Shifting trade patterns opens opportunities

The US tariffs and specifically, its increasing aggression towards China, is having ripple effects. Companies are continuing to diversify their supply chains and other nations and regions stand to benefit.

When predicting the top 30 nations considering both speed of trade growth and absolute trade volume growth over the next five years, DHL found that India, Vietnam, Indonesia, and the Philippines could be part of these trade leaders.

DHL has high expectations regarding India’s trade growth due to recent, large commitments by foreign companies to invest in India’s manufacturing sector.

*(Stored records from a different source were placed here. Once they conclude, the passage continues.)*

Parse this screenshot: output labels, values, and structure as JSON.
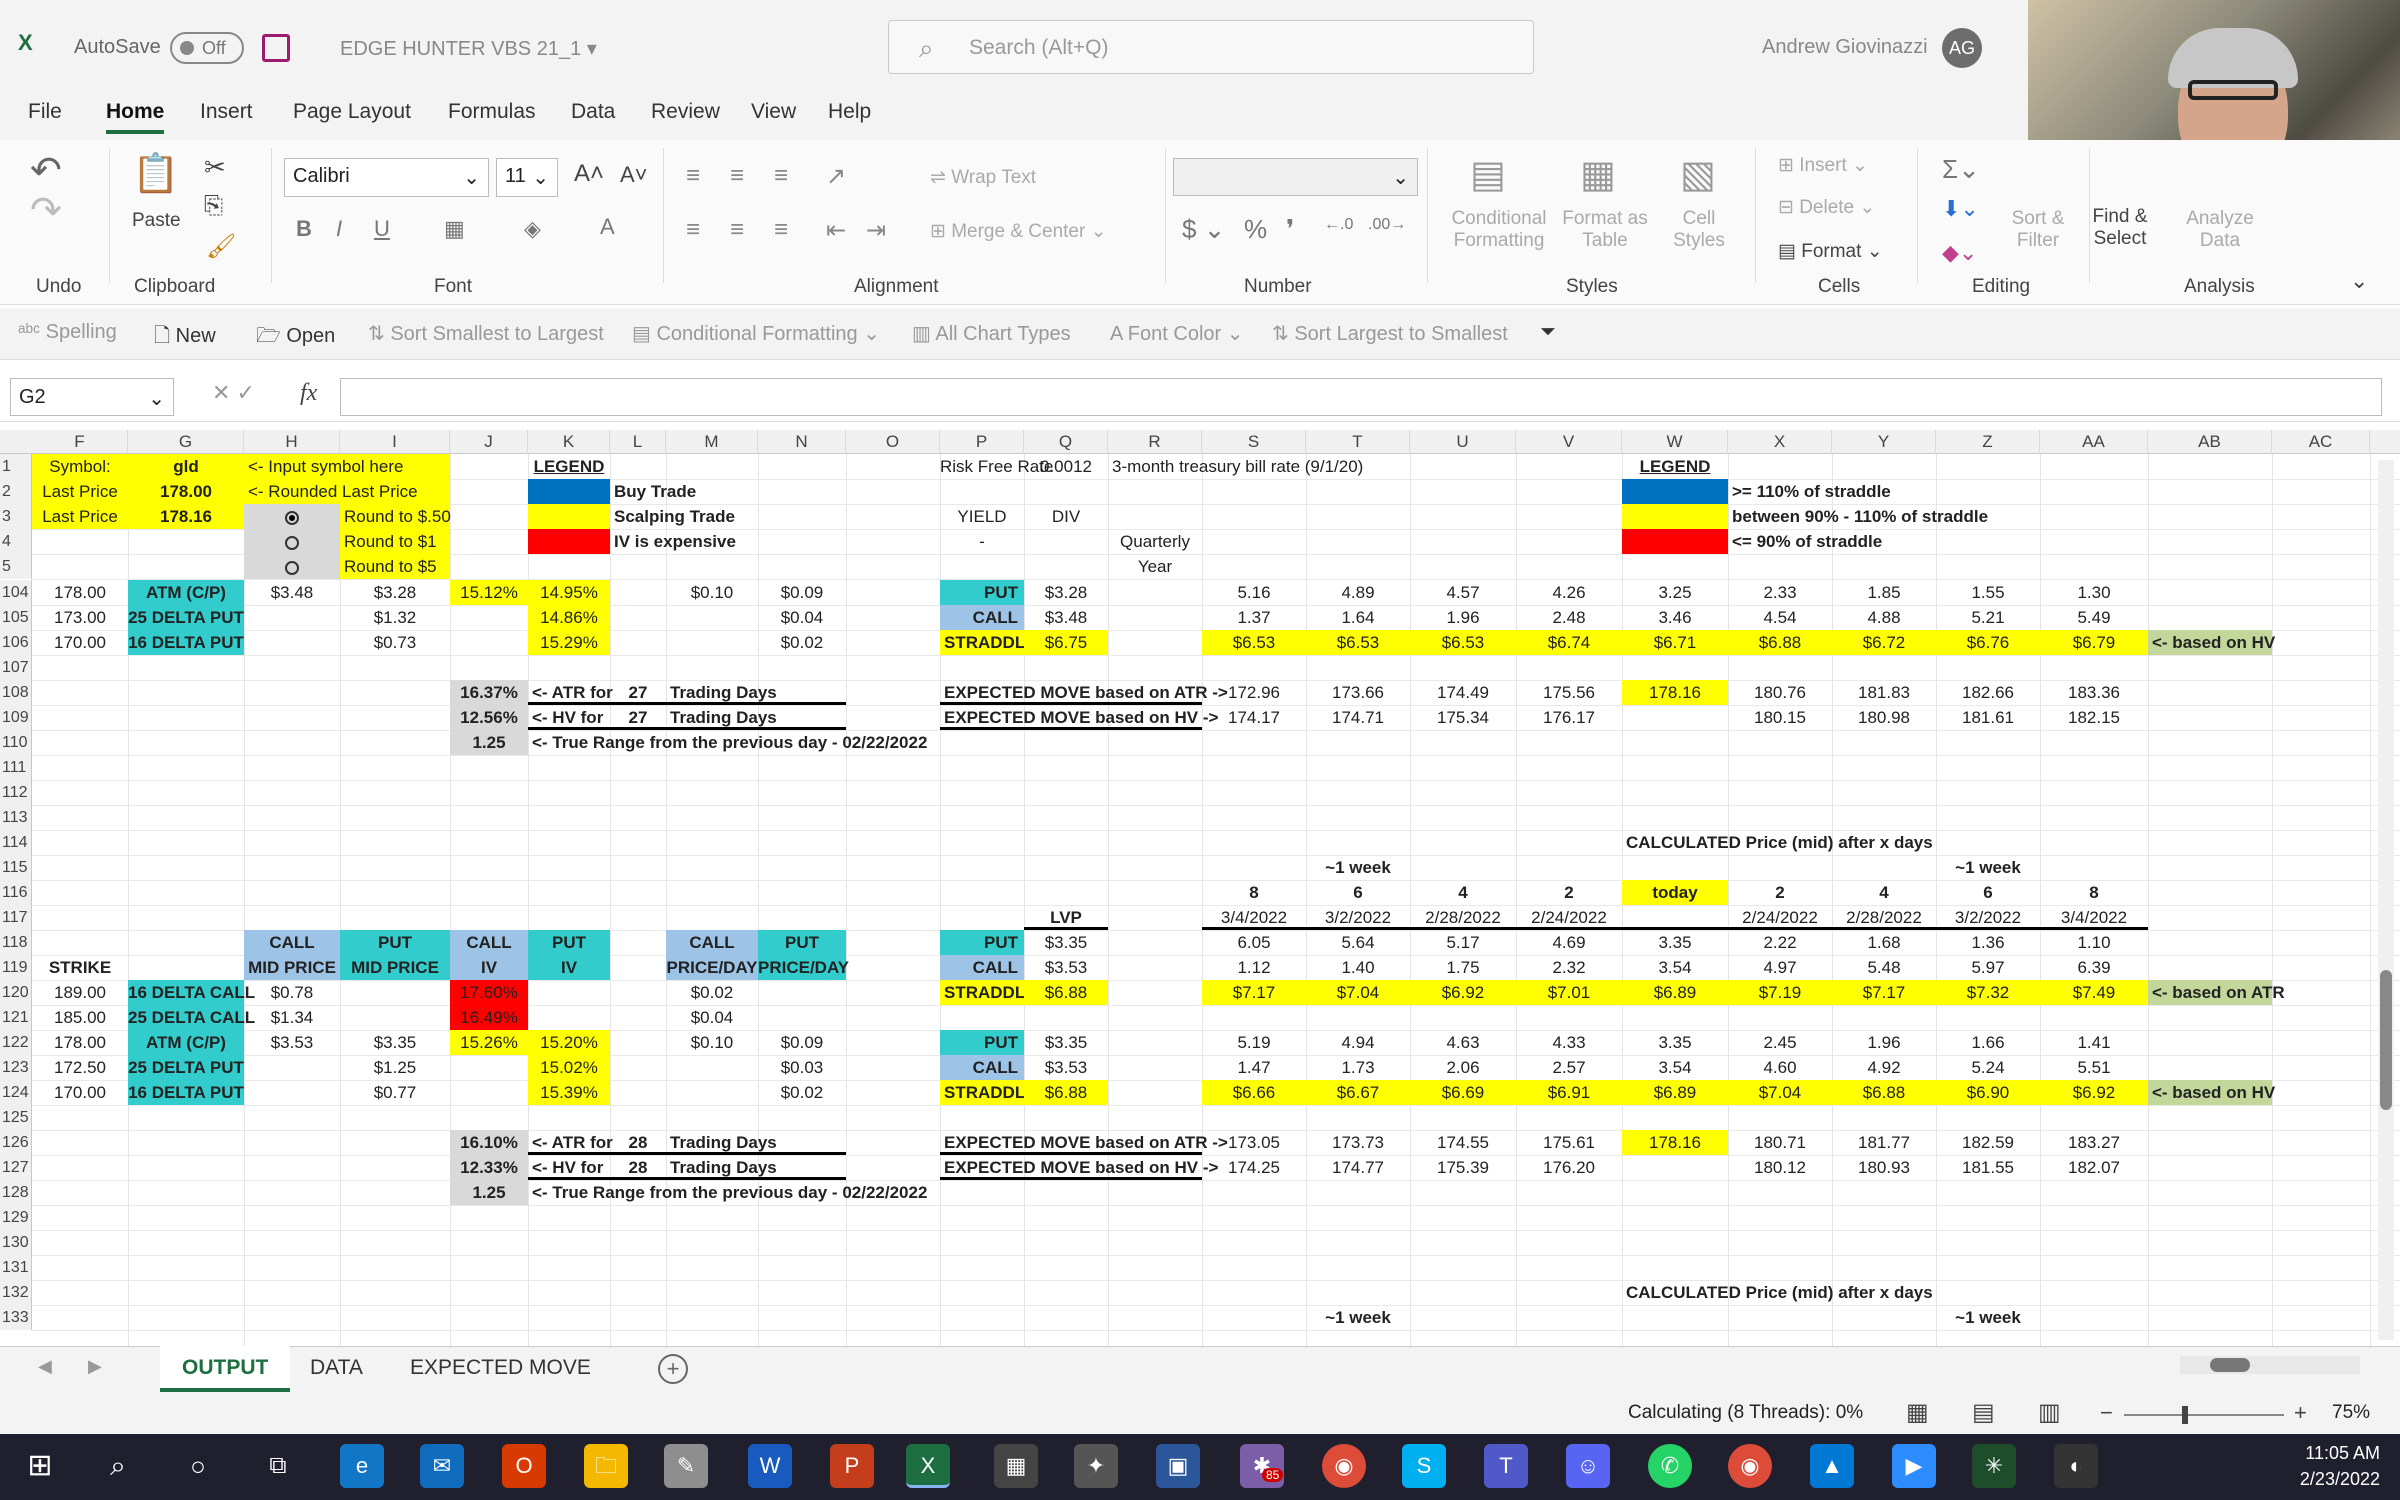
{
  "titlebar": {
    "app_icon": "X",
    "autosave": "AutoSave",
    "toggle": "Off",
    "doc_title": "EDGE HUNTER VBS 21_1",
    "search_placeholder": "Search (Alt+Q)",
    "user": "Andrew Giovinazzi",
    "initials": "AG"
  },
  "menu": [
    "File",
    "Home",
    "Insert",
    "Page Layout",
    "Formulas",
    "Data",
    "Review",
    "View",
    "Help"
  ],
  "ribbon": {
    "undo": "Undo",
    "clipboard": "Clipboard",
    "paste": "Paste",
    "font_group": "Font",
    "font": "Calibri",
    "font_size": "11",
    "alignment": "Alignment",
    "wrap": "Wrap Text",
    "merge": "Merge & Center",
    "number": "Number",
    "cond_fmt": "Conditional Formatting",
    "format_table": "Format as Table",
    "cell_styles": "Cell Styles",
    "styles": "Styles",
    "insert": "Insert",
    "delete": "Delete",
    "format": "Format",
    "cells": "Cells",
    "sort": "Sort & Filter",
    "find": "Find & Select",
    "editing": "Editing",
    "analyze": "Analyze Data",
    "analysis": "Analysis"
  },
  "qat": [
    "Spelling",
    "New",
    "Open",
    "Sort Smallest to Largest",
    "Conditional Formatting",
    "All Chart Types",
    "Font Color",
    "Sort Largest to Smallest"
  ],
  "namebox": "G2",
  "columns": [
    "F",
    "G",
    "H",
    "I",
    "J",
    "K",
    "L",
    "M",
    "N",
    "O",
    "P",
    "Q",
    "R",
    "S",
    "T",
    "U",
    "V",
    "W",
    "X",
    "Y",
    "Z",
    "AA",
    "AB",
    "AC"
  ],
  "rows": [
    "1",
    "2",
    "3",
    "4",
    "5",
    "104",
    "105",
    "106",
    "107",
    "108",
    "109",
    "110",
    "111",
    "112",
    "113",
    "114",
    "115",
    "116",
    "117",
    "118",
    "119",
    "120",
    "121",
    "122",
    "123",
    "124",
    "125",
    "126",
    "127",
    "128",
    "129",
    "130",
    "131",
    "132",
    "133"
  ],
  "cells": {
    "symbol_lbl": "Symbol:",
    "symbol": "gld",
    "input_hint": "<- Input symbol here",
    "legend": "LEGEND",
    "last_price_lbl": "Last Price",
    "last_price_1": "178.00",
    "rounded_hint": "<- Rounded Last Price",
    "buy_trade": "Buy Trade",
    "last_price_2": "178.16",
    "r050": "Round to $.50",
    "scalp": "Scalping Trade",
    "r1": "Round to $1",
    "iv_exp": "IV is expensive",
    "r5": "Round to $5",
    "rfr_lbl": "Risk Free Rate",
    "rfr": "0.0012",
    "rfr_note": "3-month treasury bill rate (9/1/20)",
    "yield": "YIELD",
    "div": "DIV",
    "dash": "-",
    "quarterly": "Quarterly",
    "year": "Year",
    "legend2": "LEGEND",
    "l_gt": ">= 110% of straddle",
    "l_btw": "between 90% - 110% of straddle",
    "l_lt": "<= 90% of straddle",
    "r104": [
      "178.00",
      "ATM (C/P)",
      "$3.48",
      "$3.28",
      "15.12%",
      "14.95%",
      "$0.10",
      "$0.09",
      "PUT",
      "$3.28",
      "5.16",
      "4.89",
      "4.57",
      "4.26",
      "3.25",
      "2.33",
      "1.85",
      "1.55",
      "1.30"
    ],
    "r105": [
      "173.00",
      "25 DELTA PUT",
      "$1.32",
      "14.86%",
      "$0.04",
      "CALL",
      "$3.48",
      "1.37",
      "1.64",
      "1.96",
      "2.48",
      "3.46",
      "4.54",
      "4.88",
      "5.21",
      "5.49"
    ],
    "r106": [
      "170.00",
      "16 DELTA PUT",
      "$0.73",
      "15.29%",
      "$0.02",
      "STRADDLE",
      "$6.75",
      "$6.53",
      "$6.53",
      "$6.53",
      "$6.74",
      "$6.71",
      "$6.88",
      "$6.72",
      "$6.76",
      "$6.79",
      "<- based on HV"
    ],
    "r108": [
      "16.37%",
      "<- ATR for",
      "27",
      "Trading Days",
      "EXPECTED MOVE based on ATR ->",
      "172.96",
      "173.66",
      "174.49",
      "175.56",
      "178.16",
      "180.76",
      "181.83",
      "182.66",
      "183.36"
    ],
    "r109": [
      "12.56%",
      "<- HV for",
      "27",
      "Trading Days",
      "EXPECTED MOVE based on HV ->",
      "174.17",
      "174.71",
      "175.34",
      "176.17",
      "180.15",
      "180.98",
      "181.61",
      "182.15"
    ],
    "r110": [
      "1.25",
      "<- True Range from the previous day - 02/22/2022"
    ],
    "calc_title": "CALCULATED Price (mid) after x days",
    "week": "~1 week",
    "days": [
      "8",
      "6",
      "4",
      "2",
      "today",
      "2",
      "4",
      "6",
      "8"
    ],
    "dates": [
      "3/4/2022",
      "3/2/2022",
      "2/28/2022",
      "2/24/2022",
      "2/24/2022",
      "2/28/2022",
      "3/2/2022",
      "3/4/2022"
    ],
    "lvp": "LVP",
    "hdr": [
      "CALL",
      "PUT",
      "CALL",
      "PUT",
      "CALL",
      "PUT",
      "MID PRICE",
      "MID PRICE",
      "IV",
      "IV",
      "PRICE/DAY",
      "PRICE/DAY"
    ],
    "strike": "STRIKE",
    "r118": [
      "PUT",
      "$3.35",
      "6.05",
      "5.64",
      "5.17",
      "4.69",
      "3.35",
      "2.22",
      "1.68",
      "1.36",
      "1.10"
    ],
    "r119": [
      "CALL",
      "$3.53",
      "1.12",
      "1.40",
      "1.75",
      "2.32",
      "3.54",
      "4.97",
      "5.48",
      "5.97",
      "6.39"
    ],
    "r120": [
      "189.00",
      "16 DELTA CALL",
      "$0.78",
      "17.60%",
      "$0.02",
      "STRADDLE",
      "$6.88",
      "$7.17",
      "$7.04",
      "$6.92",
      "$7.01",
      "$6.89",
      "$7.19",
      "$7.17",
      "$7.32",
      "$7.49",
      "<- based on ATR"
    ],
    "r121": [
      "185.00",
      "25 DELTA CALL",
      "$1.34",
      "16.49%",
      "$0.04"
    ],
    "r122": [
      "178.00",
      "ATM (C/P)",
      "$3.53",
      "$3.35",
      "15.26%",
      "15.20%",
      "$0.10",
      "$0.09",
      "PUT",
      "$3.35",
      "5.19",
      "4.94",
      "4.63",
      "4.33",
      "3.35",
      "2.45",
      "1.96",
      "1.66",
      "1.41"
    ],
    "r123": [
      "172.50",
      "25 DELTA PUT",
      "$1.25",
      "15.02%",
      "$0.03",
      "CALL",
      "$3.53",
      "1.47",
      "1.73",
      "2.06",
      "2.57",
      "3.54",
      "4.60",
      "4.92",
      "5.24",
      "5.51"
    ],
    "r124": [
      "170.00",
      "16 DELTA PUT",
      "$0.77",
      "15.39%",
      "$0.02",
      "STRADDLE",
      "$6.88",
      "$6.66",
      "$6.67",
      "$6.69",
      "$6.91",
      "$6.89",
      "$7.04",
      "$6.88",
      "$6.90",
      "$6.92",
      "<- based on HV"
    ],
    "r126": [
      "16.10%",
      "<- ATR for",
      "28",
      "Trading Days",
      "EXPECTED MOVE based on ATR ->",
      "173.05",
      "173.73",
      "174.55",
      "175.61",
      "178.16",
      "180.71",
      "181.77",
      "182.59",
      "183.27"
    ],
    "r127": [
      "12.33%",
      "<- HV for",
      "28",
      "Trading Days",
      "EXPECTED MOVE based on HV ->",
      "174.25",
      "174.77",
      "175.39",
      "176.20",
      "180.12",
      "180.93",
      "181.55",
      "182.07"
    ],
    "r128": [
      "1.25",
      "<- True Range from the previous day - 02/22/2022"
    ]
  },
  "sheets": [
    "OUTPUT",
    "DATA",
    "EXPECTED MOVE"
  ],
  "status": {
    "calc": "Calculating (8 Threads): 0%",
    "zoom": "75%"
  },
  "clock": {
    "time": "11:05 AM",
    "date": "2/23/2022"
  },
  "taskbar_badge": "85",
  "colors": {
    "excel_green": "#1d6f42",
    "yellow": "#ffff00",
    "blue": "#0070c0",
    "red": "#ff0000",
    "teal": "#33cccc"
  }
}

If DHL’s expectations for both absolute volume and speed manifest over the next five years, India will be the location of 6 percent of the world’s trade growth, behind only China and the US.

Southeast Asian nations Vietnam, Indonesia, and the Philippines are also expected to benefit from countries expanding their supply chains outside of China.

Vietnam is predicted to rank 5th in terms of volume over the next five years and 29th in terms growth speed. One of the key factors in Vietnam’s trade growth is the nation becoming a favored destination for electronics manufacturing.

Similarly, DHL reported that Indonesia is emerging as a preferred destination for the metals and chemicals industries. The research forecasted that Indonesia will hold steady in 12th place on the scale rankings, while rising from 33rd to 25th in the speed rankings.

Unlike Indonesia, and Vietnam that have already seen investments, the Philippines has not yet received benefits from supply chain diversification. DHL, though, highlights the Philippines as a possible growth leader because of its possible growth acceleration.

While ranked only 129th in terms of growth speed over the 2019 to 2024 period, DHL estimates the Philippines will climb to 15th in terms of speed in 2024 to 2029. Regarding scale, the Philippines is forecasted to rise from 68th place to 30th.

During the briefing Steven Altman, senior research scholar at NYU Stern School of Business and director of the DHL Initiative on Globalization at NYU Stern’s Center for the Future of Management, explained the predicted rankings of the Philippines.

“There isn’t so much a specific catalyst for the [trade growth] acceleration for the Philippines, as much that there is the sense of substantial potential that hasn’t yet been tapped as part of that supply chain reorientation, the capabilities that exist, and the industries that can be served,” Altman said.

Taking a regional perspective, South Asia, Sub-Saharan Africa, and Southeast Asia are forecasted to achieve faster trade volume growth than all other regions from 2024 to 2029. Slower-growing Europe, however, is predicted to generate a larger share or 30 percent of the world’s total trade growth.

The DHL 2025 Trade Atlas analyzed trade patterns over nearly 200 countries and territories and was produced by DHL in partnership with the New York University’s Stern School of Business.